Chapter 1 At the moment when the insurrection spreads out from the funeral hearse, a small child in rags is coming down the Rue Menilmotant with a bunch of flowers in his hands. He glimpses a pistol in the window of a merchant’s shop, and grabs it. Little Gavroche then races through the Rue Amelot on his way to the battle, singing a popular tune. Once he had paid his father the favor of helping him escape, he had returned to his elephant, shared breakfast with the two little boys, and had told them to return that evening. They never did, and ten weeks later Gavroche is still wondering where they are. He runs through the Rue Saint-Louis and the Rue du Parc-Royal, shaking his head at the comfortable-looking businessmen he passes on the street.

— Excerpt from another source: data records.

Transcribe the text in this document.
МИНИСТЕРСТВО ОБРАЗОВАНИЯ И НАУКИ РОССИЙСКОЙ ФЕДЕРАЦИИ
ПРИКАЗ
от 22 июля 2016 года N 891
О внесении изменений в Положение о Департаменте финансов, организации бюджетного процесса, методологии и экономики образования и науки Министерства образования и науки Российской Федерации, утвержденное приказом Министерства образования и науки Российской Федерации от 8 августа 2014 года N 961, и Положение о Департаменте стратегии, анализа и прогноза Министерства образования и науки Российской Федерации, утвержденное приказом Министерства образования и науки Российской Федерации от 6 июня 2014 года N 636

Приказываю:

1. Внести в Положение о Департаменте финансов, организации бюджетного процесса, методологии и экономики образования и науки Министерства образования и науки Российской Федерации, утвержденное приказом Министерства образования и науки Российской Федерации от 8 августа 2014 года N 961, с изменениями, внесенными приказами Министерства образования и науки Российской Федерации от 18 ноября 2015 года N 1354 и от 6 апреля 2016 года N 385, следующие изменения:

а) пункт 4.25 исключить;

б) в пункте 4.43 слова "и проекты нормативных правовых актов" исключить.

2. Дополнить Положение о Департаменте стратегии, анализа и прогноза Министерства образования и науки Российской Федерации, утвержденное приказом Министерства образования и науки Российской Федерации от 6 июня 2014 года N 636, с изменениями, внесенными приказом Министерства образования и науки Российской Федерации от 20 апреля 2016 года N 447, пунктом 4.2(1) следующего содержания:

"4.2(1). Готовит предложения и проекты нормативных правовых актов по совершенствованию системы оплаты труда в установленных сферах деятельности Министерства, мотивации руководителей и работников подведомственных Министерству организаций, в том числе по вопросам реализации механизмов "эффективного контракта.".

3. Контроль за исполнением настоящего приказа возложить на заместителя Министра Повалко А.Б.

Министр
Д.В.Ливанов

At first, we see Gavroche as just another small Parisian “gamin” or street urchin, with his typical mix of the rascally and the innocent. For the rest of the novel, however, Gavroche will come to be associated with popular tunes—which he sings constantly—suggesting both his own “popular,” lower-class background, and his general merriness even in the face of danger. Gavroche is, however, at least somewhat politically aware, able to grasp the inherent unfairness of large gaps of inequality between the rich and poor.
Chapter 2 Gavroche calls out, “Let’s fight!” At that moment, the horse of a National Guardsman falls, and Gavroche helps the man raise his horse again, before racing along his way through the Marais, which seems sleepy and calm. A rag-picker with her basket on her back is speaking with three female porters about the high cost of meat and then about the King of Rome and Louis XVIII. Gavroche stops and asks what they’re talking about, and the women shush him disapprovingly. They catch sight of his pistol and remark that the streets seem full of ruffians with guns. Gavroche tells them that the pistol is in their interests—it’s so they’ll have better things to eat.
Gavroche may have a happy-go-lucky viewpoint on the battles to come, rather than taking them as seriously as others, but he also is ready to assist others almost reflexively, even when the one in need happens to be a National Guardsman, or the “enemy.” Again, Gavroche may have a somewhat simplistic view of what the rebels are fighting for, but it’s also suggested that because of his experience with Paris’s underworld, he understands better than most.
Chapter 3 A hairdresser—the same one who had shooed away the two little boys whom Gavroche had taken in—is shaving an old soldier who had served under the Empire. They begin talking about Lamarque and then about Napoleonic battle stories. Suddenly, a resounding crash can be heard and the show-window is fractured. The hairdresser cries that it’s a cannon-ball, but the soldier picks up a pebble, and the hairdresser sees Gavroche running away down the street. He’s taken revenge for the two boys.
Gavroche pauses in the midst of his preparations for battle to take what he sees as a kind of justice for the two boys. He’d barely spent a day with them, but feels loyal enough to enact revenge for their sake. This loyalty that takes on a more poignant quality given that the reader knows that the two boys are actually Gavroche’s brothers.
Chapter 4 Gavroche meets up with Enjolras, Courfeyrac, and their friends, who march to the Quai Morland. They’re joined by students, artists, artisans, and others armed with clubs and bayonets, along with one old man: M. Mabeuf.
It’s unclear how Gavroche knows the members of the Friends of the ABC, except that they all (with Mabeuf) seem to occupy the same Parisian social and political stratum.
Chapter 5 Earlier, the group had met the old man walking in a zig-zag, as though drunk. Courfeyrac had recognized Mabeuf, who had often accompanied Marius to his door, and he had told him to go home, as there was fighting to be had. Mabeuf had said that that was all good, and followed them. Now Gavroche marches ahead, singing another of his popular tunes.
Again, figures like Mabeuf or Gavroche seem to have been swept up in the fighting for reasons more circumstantial than political, though their own individual stories reflect the need for the kind of change that the rioters are promoting.
Chapter 6 As they go along, the crowd grows. They pass Courfeyrac’s door, so he runs up to get his purse and hat. On the way down, the porter says someone wants to speak with him. A pale, thin, freckled man steps out and asks for Marius. Courfeyrac doesn’t know where he is; he says he’s off to the barricades. The pale young man offers to go along. Despite intending to reach Saint-Merry, the crowd deviates (as mobs tend to do) to the Rue Saint-Denis.
It’s a mystery both to Courfeyrac and to us as readers who the freckled young man might be. Again, this is a case in which figures are swept up into the battles and barricades merely because they happen to find themselves in the Parisian neighborhoods that are currently teeming with revolutionary sentiment.